America needs a get out score this November. Since last January it’s been one loser after the other. Any hopes Trump would rise to his office were dashed minutes after he took the oath. Then there was a confirmation process that ran like a broken record: nominee demonstrates complete lack of qualifications for appointed position but McConnell goes to the whip and the moron gets confirmed anyway. Next came the frontal assault on responsible government and a nihilist agenda more concerned with trampling progress than setting policy. And all the while the overt corruption and vile indignity of Trump, himself. Yes, it hasn’t been merely a bad day at the races…we’re losing the mortgage here.

But we can all get better in November if Democrats make the right wagers. Trouble is, their leadership seems intent on $2 show bets, which wont get this done! Given our current state of affairs, a focus on “rebuilding the middle class” messaging that has wildly underperformed the last few cycles is like arriving at your neighbor’s house as it’s engulfed in flames and asking “how can I help?” Trumpism isn’t the elephant in the room, it’s the rabid hyena in the elevator.

Nancy Pelosi is not a horrible person, and to put her on a par with Trump defines false equivalence; but as a party leader, placed by history at a crossroads for American democracy’s survival, she is fully wanting. Listening to her the other night on CNN one could be forgiven if they thought it a clip from 2004. Her response to questions about what role Presidential ineptitude and corruption should play in the upcoming campaign sounded like the subject was W instead of Trump. Lecturing about party and national unity as her (and the founders!) top priority, and impeachment’s unfortunate deleterious effects on national kubaya potential was disheartening, particularly as a GOP cabal on the other side of the aisle makes clear the abyss is not deep enough when it comes to abetting Trump’s overt recklessness. Pelosi wants to focus on ideas. How about this for an idea: take back the House and give Steve King the office in the Longworth basement next to the auto-signing machines!

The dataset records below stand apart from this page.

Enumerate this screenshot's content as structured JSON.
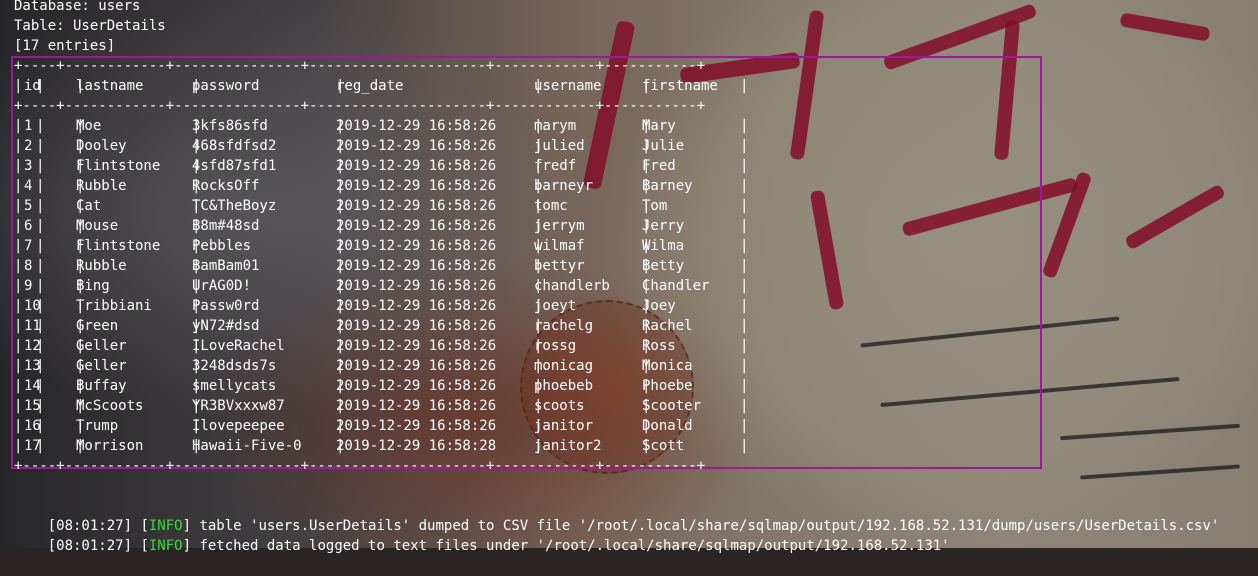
{
  "header": {
    "database_line": "Database: users",
    "table_line": "Table: UserDetails",
    "entries_line": "[17 entries]"
  },
  "table": {
    "border_top": "+----+------------+---------------+---------------------+------------+-----------+",
    "border_mid": "+----+------------+---------------+---------------------+------------+-----------+",
    "border_bottom": "+----+------------+---------------+---------------------+------------+-----------+",
    "columns": [
      "id",
      "lastname",
      "password",
      "reg_date",
      "username",
      "firstname"
    ],
    "rows": [
      [
        "1",
        "Moe",
        "3kfs86sfd",
        "2019-12-29 16:58:26",
        "marym",
        "Mary"
      ],
      [
        "2",
        "Dooley",
        "468sfdfsd2",
        "2019-12-29 16:58:26",
        "julied",
        "Julie"
      ],
      [
        "3",
        "Flintstone",
        "4sfd87sfd1",
        "2019-12-29 16:58:26",
        "fredf",
        "Fred"
      ],
      [
        "4",
        "Rubble",
        "RocksOff",
        "2019-12-29 16:58:26",
        "barneyr",
        "Barney"
      ],
      [
        "5",
        "Cat",
        "TC&TheBoyz",
        "2019-12-29 16:58:26",
        "tomc",
        "Tom"
      ],
      [
        "6",
        "Mouse",
        "B8m#48sd",
        "2019-12-29 16:58:26",
        "jerrym",
        "Jerry"
      ],
      [
        "7",
        "Flintstone",
        "Pebbles",
        "2019-12-29 16:58:26",
        "wilmaf",
        "Wilma"
      ],
      [
        "8",
        "Rubble",
        "BamBam01",
        "2019-12-29 16:58:26",
        "bettyr",
        "Betty"
      ],
      [
        "9",
        "Bing",
        "UrAG0D!",
        "2019-12-29 16:58:26",
        "chandlerb",
        "Chandler"
      ],
      [
        "10",
        "Tribbiani",
        "Passw0rd",
        "2019-12-29 16:58:26",
        "joeyt",
        "Joey"
      ],
      [
        "11",
        "Green",
        "yN72#dsd",
        "2019-12-29 16:58:26",
        "rachelg",
        "Rachel"
      ],
      [
        "12",
        "Geller",
        "ILoveRachel",
        "2019-12-29 16:58:26",
        "rossg",
        "Ross"
      ],
      [
        "13",
        "Geller",
        "3248dsds7s",
        "2019-12-29 16:58:26",
        "monicag",
        "Monica"
      ],
      [
        "14",
        "Buffay",
        "smellycats",
        "2019-12-29 16:58:26",
        "phoebeb",
        "Phoebe"
      ],
      [
        "15",
        "McScoots",
        "YR3BVxxxw87",
        "2019-12-29 16:58:26",
        "scoots",
        "Scooter"
      ],
      [
        "16",
        "Trump",
        "Ilovepeepee",
        "2019-12-29 16:58:26",
        "janitor",
        "Donald"
      ],
      [
        "17",
        "Morrison",
        "Hawaii-Five-0",
        "2019-12-29 16:58:28",
        "janitor2",
        "Scott"
      ]
    ]
  },
  "log": [
    {
      "time": "[08:01:27]",
      "tag_open": " [",
      "tag": "INFO",
      "tag_close": "] ",
      "text": "table 'users.UserDetails' dumped to CSV file '/root/.local/share/sqlmap/output/192.168.52.131/dump/users/UserDetails.csv'"
    },
    {
      "time": "[08:01:27]",
      "tag_open": " [",
      "tag": "INFO",
      "tag_close": "] ",
      "text": "fetched data logged to text files under '/root/.local/share/sqlmap/output/192.168.52.131'"
    }
  ],
  "colors": {
    "terminal_text": "#ffffff",
    "info_tag": "#34e034",
    "selection_border": "#9a1a9a"
  }
}
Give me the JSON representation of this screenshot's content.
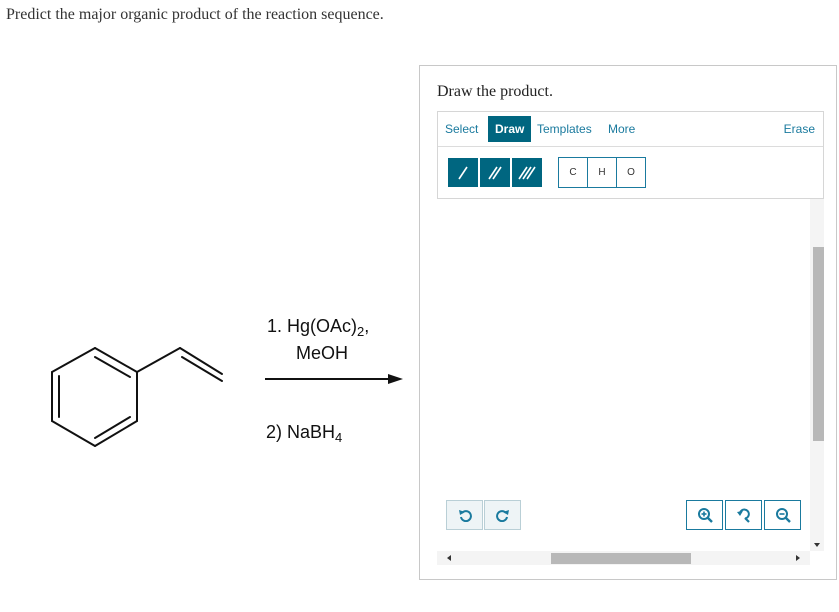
{
  "question": {
    "text": "Predict the major organic product of the reaction sequence."
  },
  "reaction": {
    "step1_line1_prefix": "1. Hg(OAc)",
    "step1_line1_sub": "2",
    "step1_line1_suffix": ",",
    "step1_line2": "MeOH",
    "step2_prefix": "2) NaBH",
    "step2_sub": "4"
  },
  "panel": {
    "title": "Draw the product.",
    "menu": {
      "select": "Select",
      "draw": "Draw",
      "templates": "Templates",
      "more": "More",
      "erase": "Erase"
    },
    "atoms": [
      "C",
      "H",
      "O"
    ],
    "bond_icons": [
      "single-bond-icon",
      "double-bond-icon",
      "triple-bond-icon"
    ],
    "accent_color": "#006680",
    "link_color": "#1a7a9e"
  }
}
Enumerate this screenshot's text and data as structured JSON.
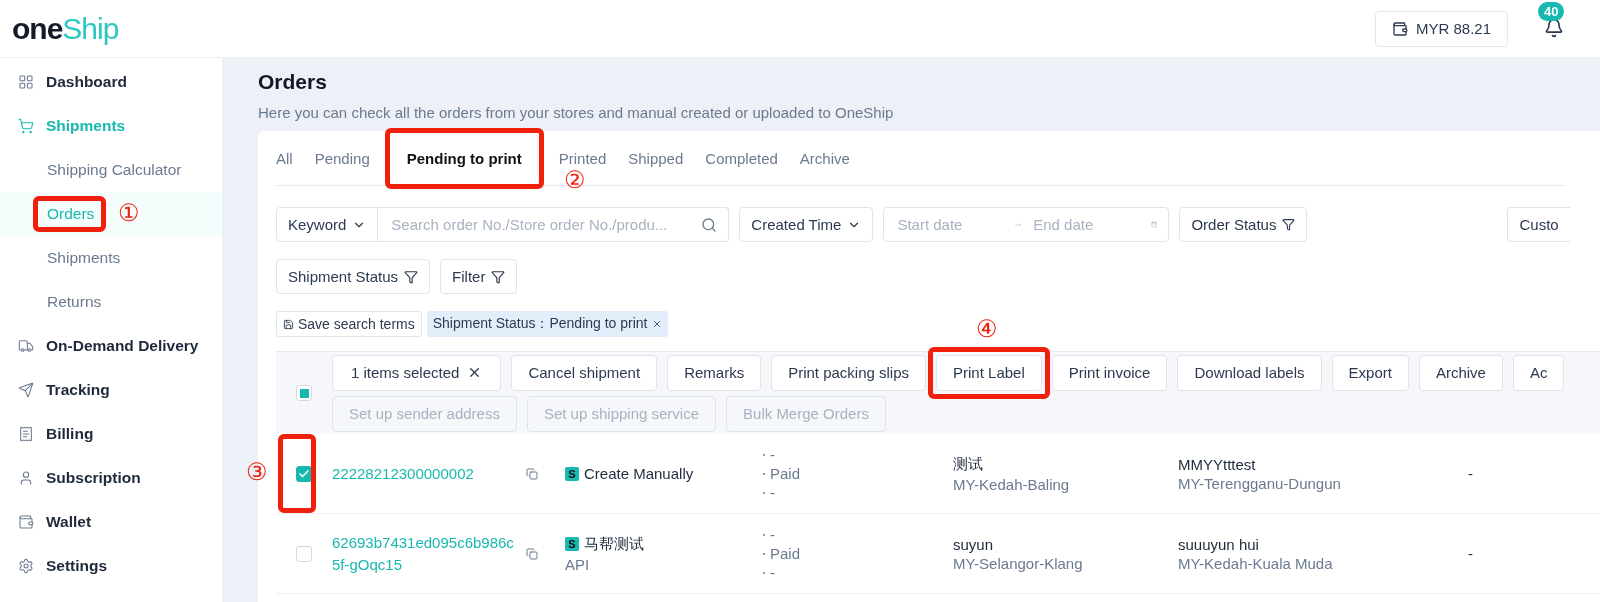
{
  "header": {
    "logo": {
      "part_1": "one",
      "part_2": "Ship"
    },
    "wallet": "MYR 88.21",
    "notifications": "40"
  },
  "sidebar": {
    "items": [
      {
        "label": "Dashboard",
        "kind": "section",
        "selected": false
      },
      {
        "label": "Shipments",
        "kind": "section",
        "selected": true
      },
      {
        "label": "Shipping Calculator",
        "kind": "subitem",
        "selected": false
      },
      {
        "label": "Orders",
        "kind": "subitem",
        "selected": true,
        "annotation": "①"
      },
      {
        "label": "Shipments",
        "kind": "subitem",
        "selected": false
      },
      {
        "label": "Returns",
        "kind": "subitem",
        "selected": false
      },
      {
        "label": "On-Demand Delivery",
        "kind": "section",
        "selected": false
      },
      {
        "label": "Tracking",
        "kind": "section",
        "selected": false
      },
      {
        "label": "Billing",
        "kind": "section",
        "selected": false
      },
      {
        "label": "Subscription",
        "kind": "section",
        "selected": false
      },
      {
        "label": "Wallet",
        "kind": "section",
        "selected": false
      },
      {
        "label": "Settings",
        "kind": "section",
        "selected": false
      }
    ]
  },
  "page": {
    "title": "Orders",
    "subtitle": "Here you can check all the orders from your stores and manual created or uploaded to OneShip"
  },
  "tabs": [
    {
      "label": "All",
      "selected": false
    },
    {
      "label": "Pending",
      "selected": false
    },
    {
      "label": "Pending to print",
      "selected": true,
      "annotation": "②"
    },
    {
      "label": "Printed",
      "selected": false
    },
    {
      "label": "Shipped",
      "selected": false
    },
    {
      "label": "Completed",
      "selected": false
    },
    {
      "label": "Archive",
      "selected": false
    }
  ],
  "filters": {
    "keyword": "Keyword",
    "search_placeholder": "Search order No./Store order No./produ...",
    "time": "Created Time",
    "start_placeholder": "Start date",
    "end_placeholder": "End date",
    "order_status": "Order Status",
    "custom": "Custo",
    "shipment_status": "Shipment Status",
    "filter": "Filter"
  },
  "saved": {
    "save": "Save search terms",
    "tag": "Shipment Status：Pending to print"
  },
  "toolbar": {
    "selection": "1 items selected",
    "select_all_indeterminate": true,
    "actions": [
      {
        "label": "Cancel shipment",
        "disabled": false
      },
      {
        "label": "Remarks",
        "disabled": false
      },
      {
        "label": "Print packing slips",
        "disabled": false
      },
      {
        "label": "Print Label",
        "disabled": false,
        "annotation": "④"
      },
      {
        "label": "Print invoice",
        "disabled": false
      },
      {
        "label": "Download labels",
        "disabled": false
      },
      {
        "label": "Export",
        "disabled": false
      },
      {
        "label": "Archive",
        "disabled": false
      },
      {
        "label": "Ac",
        "disabled": false
      },
      {
        "label": "Set up sender address",
        "disabled": true
      },
      {
        "label": "Set up shipping service",
        "disabled": true
      },
      {
        "label": "Bulk Merge Orders",
        "disabled": true
      }
    ]
  },
  "rows": [
    {
      "checked": true,
      "annotation": "③",
      "order_no": "22228212300000002",
      "store_badge": "S",
      "store": "Create Manually",
      "payment": [
        "-",
        "Paid",
        "-"
      ],
      "sender": "测试",
      "sender_region": "MY-Kedah-Baling",
      "recipient": "MMYYtttest",
      "recipient_region": "MY-Terengganu-Dungun",
      "column_7": "-"
    },
    {
      "checked": false,
      "order_no": "62693b7431ed095c6b986c5f-gOqc15",
      "store_badge": "S",
      "store": "马帮测试",
      "store_source": "API",
      "payment": [
        "-",
        "Paid",
        "-"
      ],
      "sender": "suyun",
      "sender_region": "MY-Selangor-Klang",
      "recipient": "suuuyun hui",
      "recipient_region": "MY-Kedah-Kuala Muda",
      "column_7": "-"
    }
  ]
}
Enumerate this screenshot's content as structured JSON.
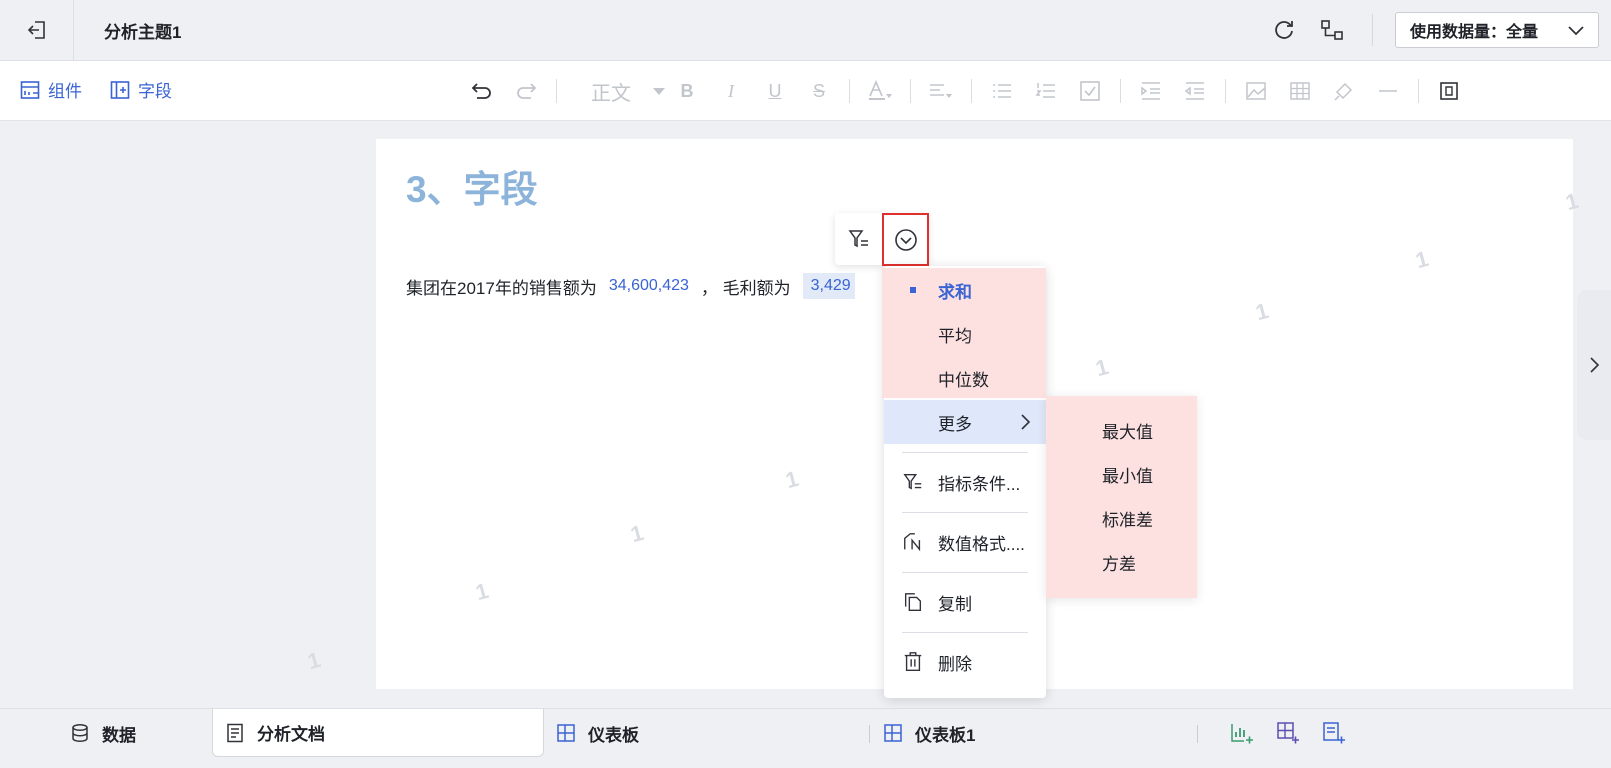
{
  "header": {
    "title": "分析主题1",
    "data_volume_label": "使用数据量：全量"
  },
  "toolbar": {
    "components_label": "组件",
    "fields_label": "字段",
    "paragraph_style": "正文"
  },
  "document": {
    "heading": "3、字段",
    "sentence_prefix": "集团在2017年的销售额为",
    "sales_value": "34,600,423",
    "sentence_mid": "，  毛利额为",
    "gross_profit_value_visible": "3,429"
  },
  "watermark_glyph": "1",
  "context_menu": {
    "aggregations": [
      {
        "label": "求和",
        "selected": true
      },
      {
        "label": "平均",
        "selected": false
      },
      {
        "label": "中位数",
        "selected": false
      }
    ],
    "more_label": "更多",
    "condition_label": "指标条件...",
    "format_label": "数值格式....",
    "copy_label": "复制",
    "delete_label": "删除"
  },
  "submenu": {
    "items": [
      "最大值",
      "最小值",
      "标准差",
      "方差"
    ]
  },
  "tabs": [
    {
      "label": "数据",
      "active": false
    },
    {
      "label": "分析文档",
      "active": true
    },
    {
      "label": "仪表板",
      "active": false
    },
    {
      "label": "仪表板1",
      "active": false
    }
  ],
  "colors": {
    "accent": "#3a63d3",
    "heading": "#8cb3d9",
    "highlight_red": "#e0302d",
    "menu_group_bg": "#fde1e1"
  }
}
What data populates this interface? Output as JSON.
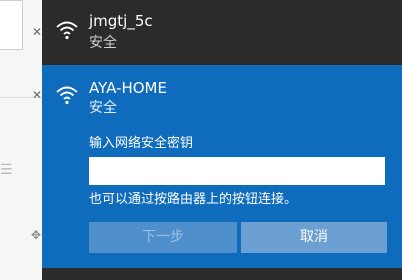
{
  "networks": [
    {
      "ssid": "jmgtj_5c",
      "status": "安全"
    },
    {
      "ssid": "AYA-HOME",
      "status": "安全",
      "prompt": "输入网络安全密钥",
      "key_value": "",
      "hint": "也可以通过按路由器上的按钮连接。",
      "next_label": "下一步",
      "cancel_label": "取消"
    }
  ],
  "colors": {
    "panel_bg": "#2b2b2b",
    "accent": "#0f6cbd",
    "button_disabled": "#4f8fcc",
    "button": "#6c9fd2"
  },
  "icons": {
    "network": "wifi-signal-icon",
    "background_close": "close-icon",
    "background_list": "list-icon",
    "background_move": "move-icon"
  }
}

Barbara Comstock of Northern VA now passes for a moderate Republican in the House. To qualify for that designation these days requires one only to refrain from unabashed rhetorical, if not legislative, support of this White House. A gander at Comstock’s office home page and social media participation finds not a mention of Trump by name or otherwise. Six Democrats are going to bloody each other up trying to win the nomination to unseat her. So the advice is to emerge from a primary rumble and talk “kitchen table issues”?

GOP incumbents should be forced to either support Trump or denounce him, nothing in the middle satisfies. What have you done to help check Trump’s outrageous attacks on our institutions? Why haven’t you publicly taken a stand against divisive rhetoric? You seem ok with his tweet stream, are you? Yes or no? Those are the questions to be asked in debates. The idea that focusing too much on Trump may be perceived as lacking ideas is ludicrous; if you present just one proposal, that’s one more than the GOP has put forward since 2007. As for impeachment, one doesn’t have to foam at the mouth to assert it should be on the table. To declare it out of bounds is to imply Trump has stayed in bounds. That’s nuts. Worse, it normalizes nihilism in the White House.

It’s not really a stretch to call Decision 18’ pivotal to whether Trump will ruin us. If the GOP keeps both chambers by even the slimmest of margins we get another 2 years of Trump unleashed; he will herald such a result as a decisive referendum on his prowess. Getting a piece of our grub stake back for some bets tomorrow will not suffice, by then racing may be canceled. We need a win that forces the teller to go to another drawer for more cash; then, as they say on the rail, as a horse prances past with his ears pricked, we can again like our chances. BC

One Reply to “Getting Out”

  1. The Republicans are looking at this closely: which sword is shorter and which will hurt less? With Trump or without? If the Dems run on policy and stability and don’t overplay the anti-Trump rhetoric, tempting as it may be, they can make huge gains.